Opinion
2001-06405
Submitted December 16, 2002.
January 13, 2003.
In a juvenile delinquency proceeding pursuant to Family Court Act article 3, the petitioner appeals from an order of the Family Court, Kings County (Hepner, J.), dated June 6, 2001, which, after a hearing, and upon a decision of the same court, dated June 4, 2001, made after a hearing, determining the juvenile's motion to suppress physical evidence, dismissed the petition.
Michael A. Cardozo, Corporation Counsel, New York, N.Y. (Francis F. Caputo and Joseph I. Lauer of counsel), for appellant.
Kenneth J. Aronson, New York, N.Y., for respondent (no brief filed).

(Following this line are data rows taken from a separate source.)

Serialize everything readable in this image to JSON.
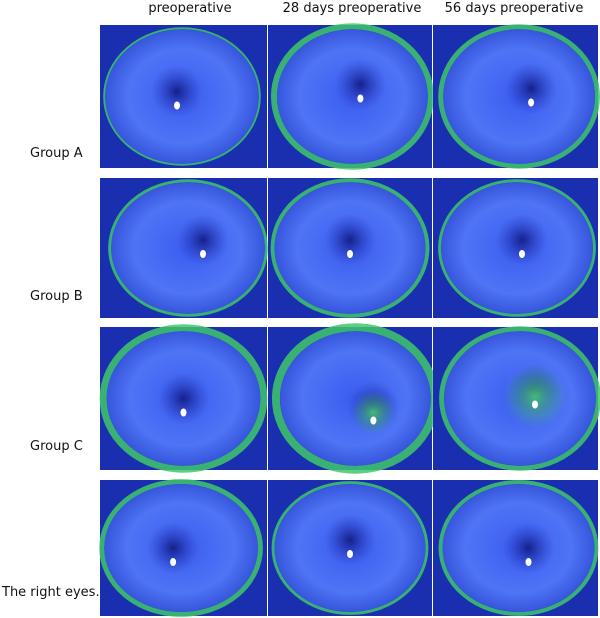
{
  "column_headers": [
    "preoperative",
    "28 days preoperative",
    "56 days preoperative"
  ],
  "row_labels": [
    "Group A",
    "Group B",
    "Group C",
    "The right eyes."
  ]
}
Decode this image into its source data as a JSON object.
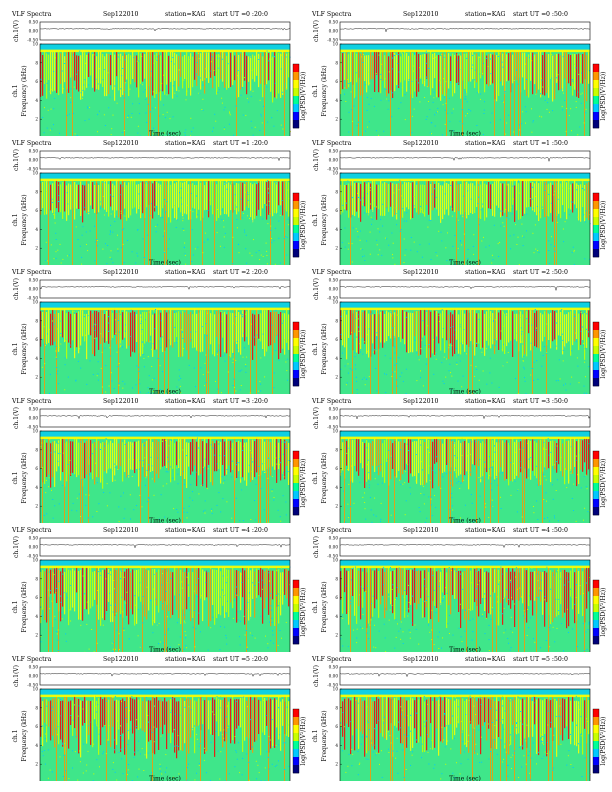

Before: ANITA R. FLORIO, J.P., CORNELIUS J. O'BRIEN, THOMAS A. ADAMS, STEPHEN G. CRANE, JJ.
DECISION ORDER
ORDERED that the order is affirmed, without costs or disbursements.
The respondent was arrested after the police found a handgun in a bookbag located in a parked car in which he was sitting. In addition to the weapon possession charges filed against the respondent, he was charged with possession of ammunition found in the jacket pocket of one of his fellow passengers following a search incident to their arrests. The Family Court, following a hearing, granted the respondent's motion to suppress physical evidence, including the handgun and ammunition.
The petitioner's contention that the respondent lacked standing to challenge the legality of the search of the bookbag is without merit, as the petitioner presented evidence that the bookbag belonged either to the respondent or to another person sitting in the car, in which case the statutory presumption would apply (see Penal Law § 265.15; People v. Millan, 69 N.Y.2d 514, 519; cf. People v. Wesley, 73 N.Y.2d 351, 360-361).
The Family Court properly granted the respondent's motion to suppress physical evidence. The police were not justified in removing the bookbag from the car and searching it after the occupants had already been removed from the car and patted down without incident. The evidence established nothing more than a suspicion of the presence of a gun, rather than "an actual and specific danger to the officers' safety sufficient to justify a further intrusion" (People v. Torres, 74 N.Y.2d 224, 231 n 4; cf. People v. Mundo, 99 N.Y.2d 55; People v. Carvey, 89 N.Y.2d 707, 712).
FLORIO, J.P., O'BRIEN, ADAMS and CRANE, JJ., concur.